Comparison of environmental DNA and bulk DNA metabarcoding for assessing terrestrial arthropod diversity across three habitat types on Guam

DNA based methods offer a rapid and cost-effective way for detecting species occurrence and monitoring biodiversity; among them bulk DNA metabarcoding is well-established, and recently developed environmental DNA (eDNA)-based methods offer a non-destructive alternative.
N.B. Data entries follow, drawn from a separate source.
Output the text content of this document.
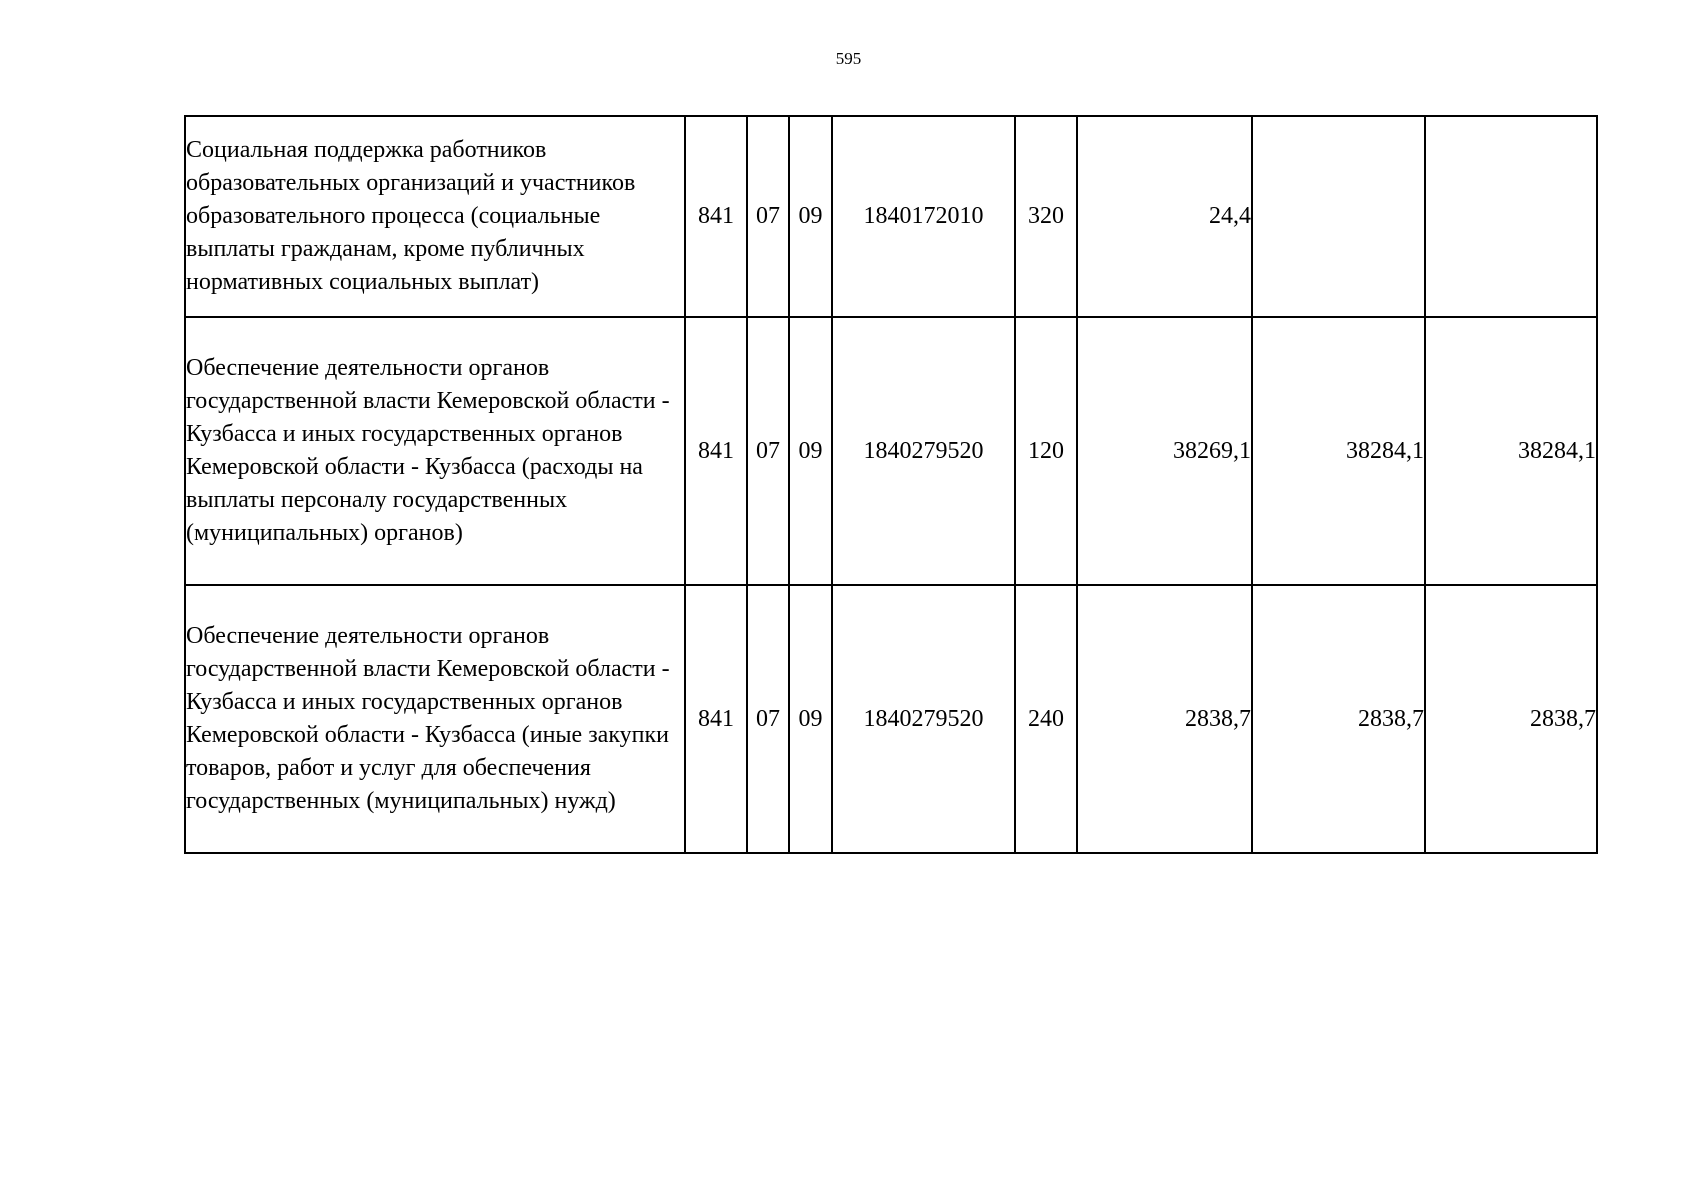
595
Социальная поддержка работников образовательных организаций и участников образовательного процесса (социальные выплаты гражданам, кроме публичных нормативных социальных выплат)	841	07	09	1840172010	320	24,4		
Обеспечение деятельности органов государственной власти Кемеровской области - Кузбасса и иных государственных органов Кемеровской области - Кузбасса (расходы на выплаты персоналу государственных (муниципальных) органов)	841	07	09	1840279520	120	38269,1	38284,1	38284,1
Обеспечение деятельности органов государственной власти Кемеровской области - Кузбасса и иных государственных органов Кемеровской области - Кузбасса (иные закупки товаров, работ и услуг для обеспечения государственных (муниципальных) нужд)	841	07	09	1840279520	240	2838,7	2838,7	2838,7
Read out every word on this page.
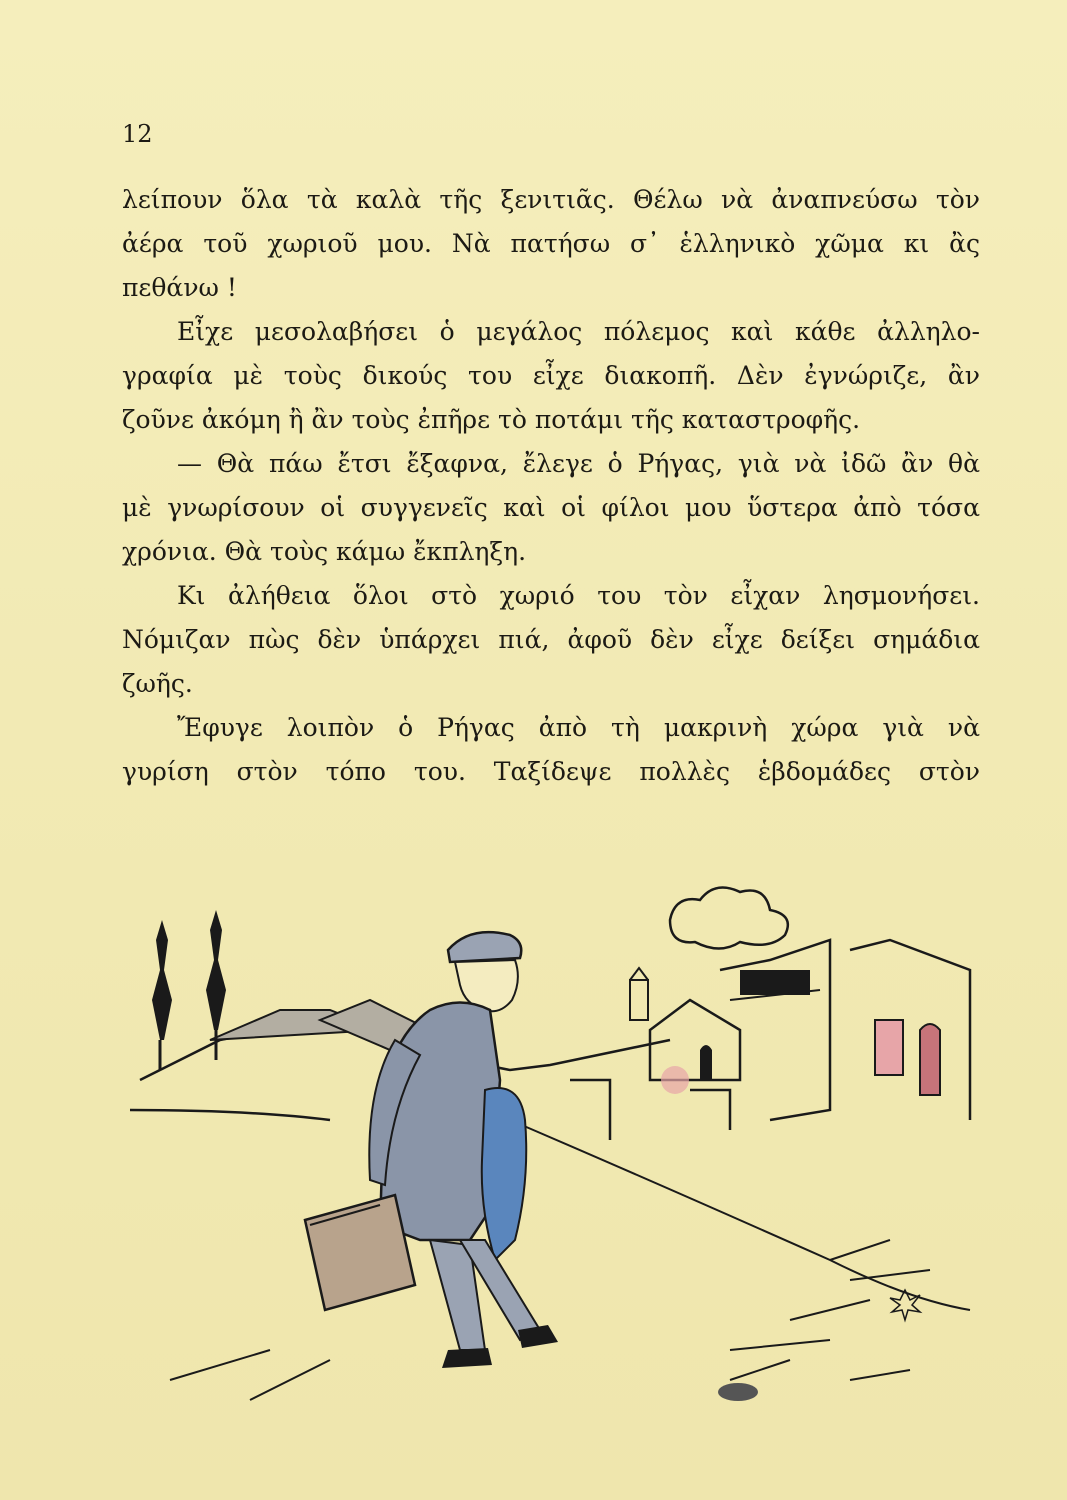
12

λείπουν ὅλα τὰ καλὰ τῆς ξενιτιᾶς. Θέλω νὰ ἀναπνεύσω τὸν
ἀέρα τοῦ χωριοῦ μου. Νὰ πατήσω σ᾽ ἑλληνικὸ χῶμα κι ἂς
πεθάνω !

Εἶχε μεσολαβήσει ὁ μεγάλος πόλεμος καὶ κάθε ἀλληλο-
γραφία μὲ τοὺς δικούς του εἶχε διακοπῆ. Δὲν ἐγνώριζε, ἂν
ζοῦνε ἀκόμη ἢ ἂν τοὺς ἐπῆρε τὸ ποτάμι τῆς καταστροφῆς.

— Θὰ πάω ἔτσι ἔξαφνα, ἔλεγε ὁ Ρήγας, γιὰ νὰ ἰδῶ ἂν θὰ
μὲ γνωρίσουν οἱ συγγενεῖς καὶ οἱ φίλοι μου ὕστερα ἀπὸ τόσα
χρόνια. Θὰ τοὺς κάμω ἔκπληξη.

Κι ἀλήθεια ὅλοι στὸ χωριό του τὸν εἶχαν λησμονήσει.
Νόμιζαν πὼς δὲν ὑπάρχει πιά, ἀφοῦ δὲν εἶχε δείξει σημάδια
ζωῆς.

Ἔφυγε λοιπὸν ὁ Ρήγας ἀπὸ τὴ μακρινὴ χώρα γιὰ νὰ
γυρίση στὸν τόπο του. Ταξίδεψε πολλὲς ἑβδομάδες στὸν
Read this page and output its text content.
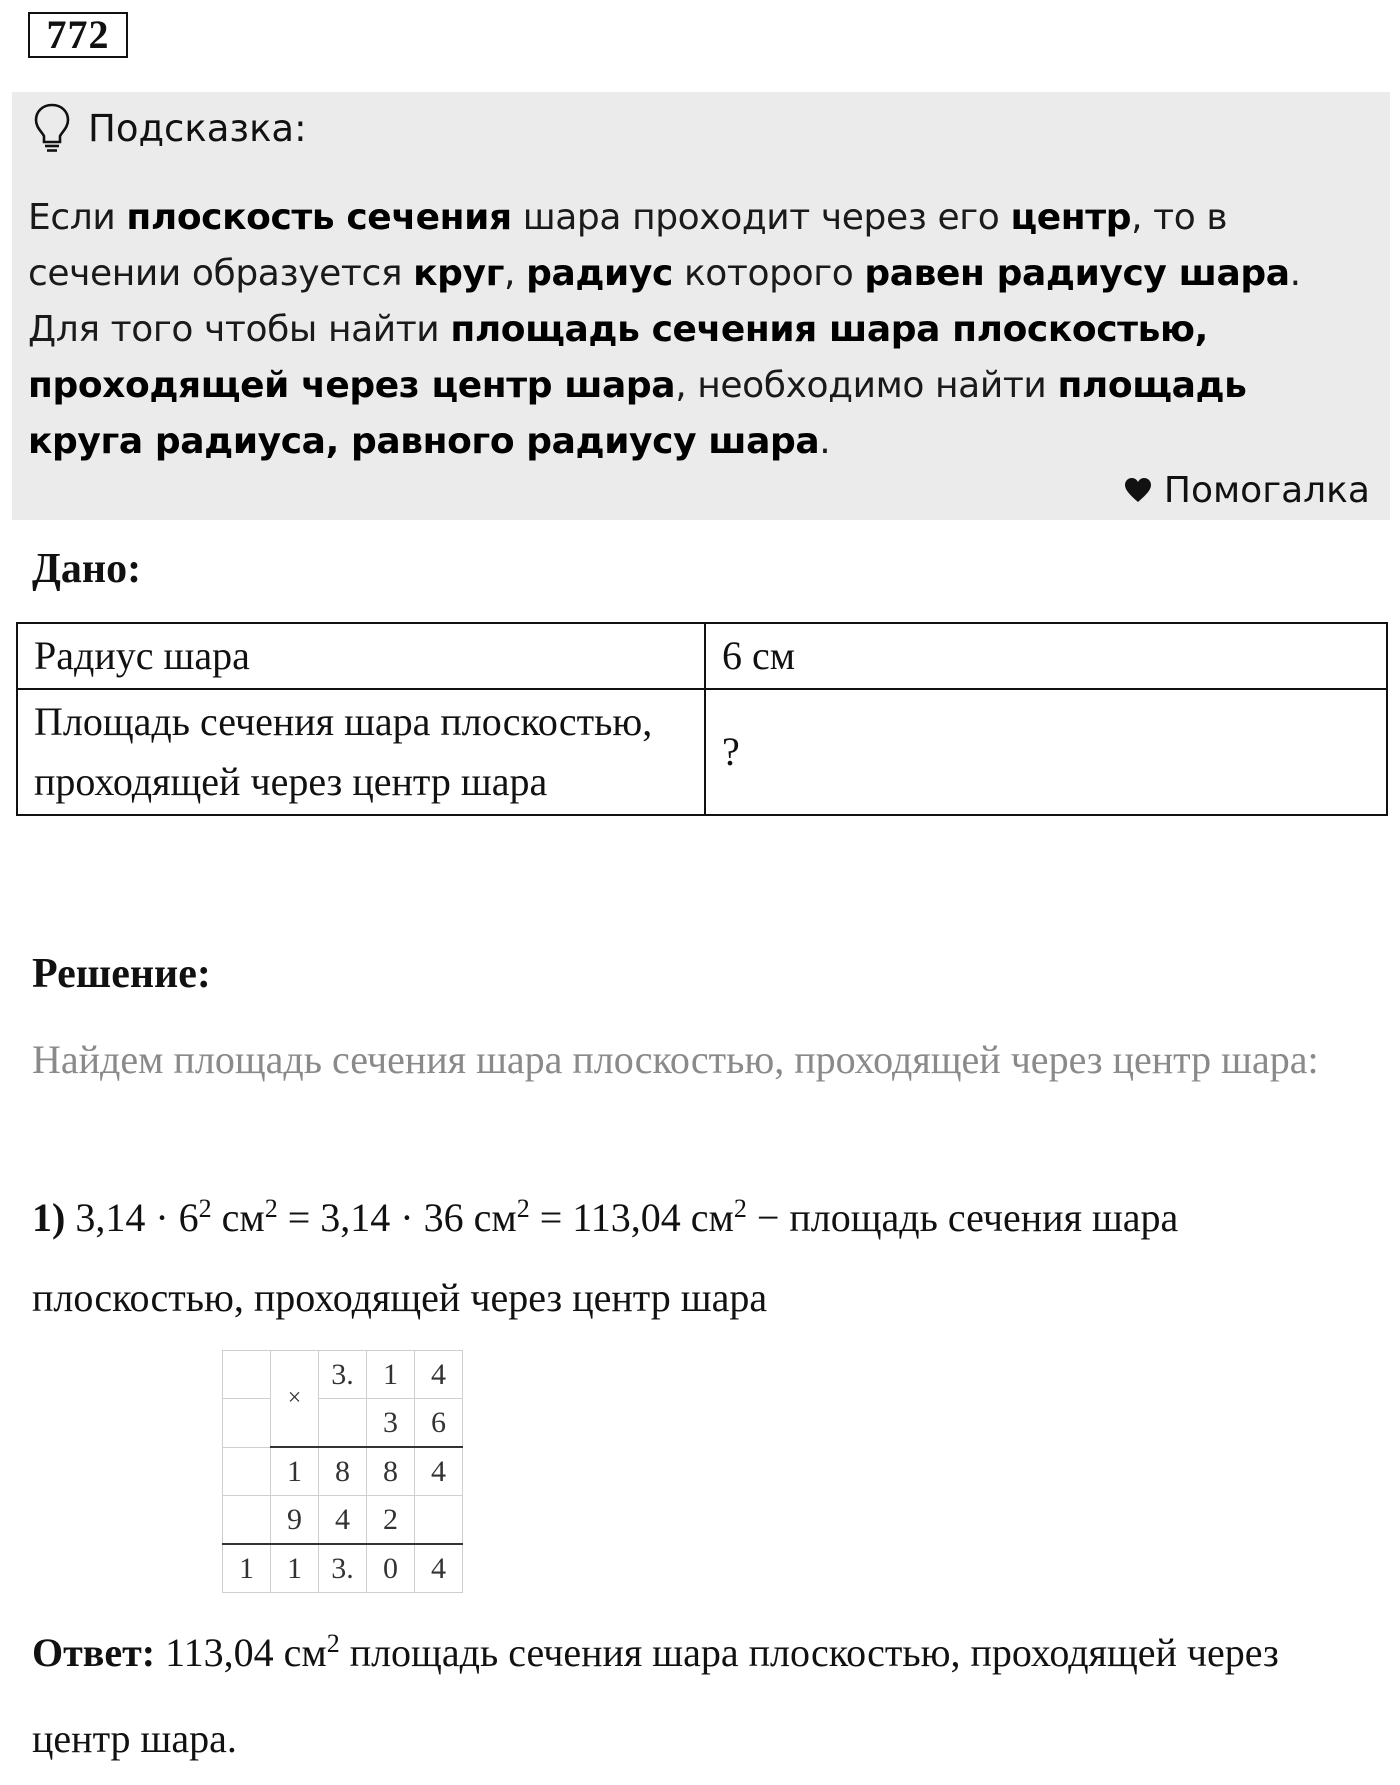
772
Подсказка:
Если плоскость сечения шара проходит через его центр, то в сечении образуется круг, радиус которого равен радиусу шара.
Для того чтобы найти площадь сечения шара плоскостью, проходящей через центр шара, необходимо найти площадь круга радиуса, равного радиусу шара.
Помогалка
Дано:
Радиус шара	6 см
Площадь сечения шара плоскостью, проходящей через центр шара	?
Решение:
Найдем площадь сечения шара плоскостью, проходящей через центр шара:
1) $3,14 \cdot 6^2$ $см^2 = 3,14 \cdot 36$ $см^2 = 113,04$ $см^2$ − площадь сечения шара плоскостью, проходящей через центр шара
	×	3.	1	4
			3	6
	1	8	8	4
	9	4	2	
1	1	3.	0	4
Ответ: 113,04 $см^2$ площадь сечения шара плоскостью, проходящей через центр шара.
With a goal to develop suitable methods for assessing insect biodiversity in ecosystems for which DNA reference libraries are not well developed and incomplete, such as remote islands, we compared established bulk DNA metabarcoding methods with eDNA across three replicated terrestrial ecosystem types (limestone forest, degraded forest, and grassland) in Guam. Using two mitochondrial COI primer pairs, we performed bulk DNA metabarcoding of standard entomological collection methods (malaise traps, pan traps, vegetation beating), and compared the assessment of biodiversity with that from different eDNA sources (flowers, spider webs, leaves, tree trunks). In our samples, eDNA and bulk DNA metabarcoding both detected a large proportion of overall taxa (OTUs, 86.6% and 60.3%, respectively). Although DNA metabarcoding detected significantly more taxa, eDNA proved to be a reasonable non-destructive alternative. As expected, because of limitations in existing reference databases for remote habitats, species-level identification was achieved for only a few OTUs. Overall, the sampling approach was the dominant driver of arthropod diversity, explaining [~]17% of the observed variation, while habitat type accounted for [~]4%. Thus, each sampling approach captured some unique diversity signals and contributed to the complementary effect of maximizing detection. For rapid insect biodiversity surveys of terrestrial arthropods, we recommend an integrated metabarcoding approach, and in sensitive habitats where insect capture is undesirable, eDNA offers a powerful alternative to monitor diversity and community change.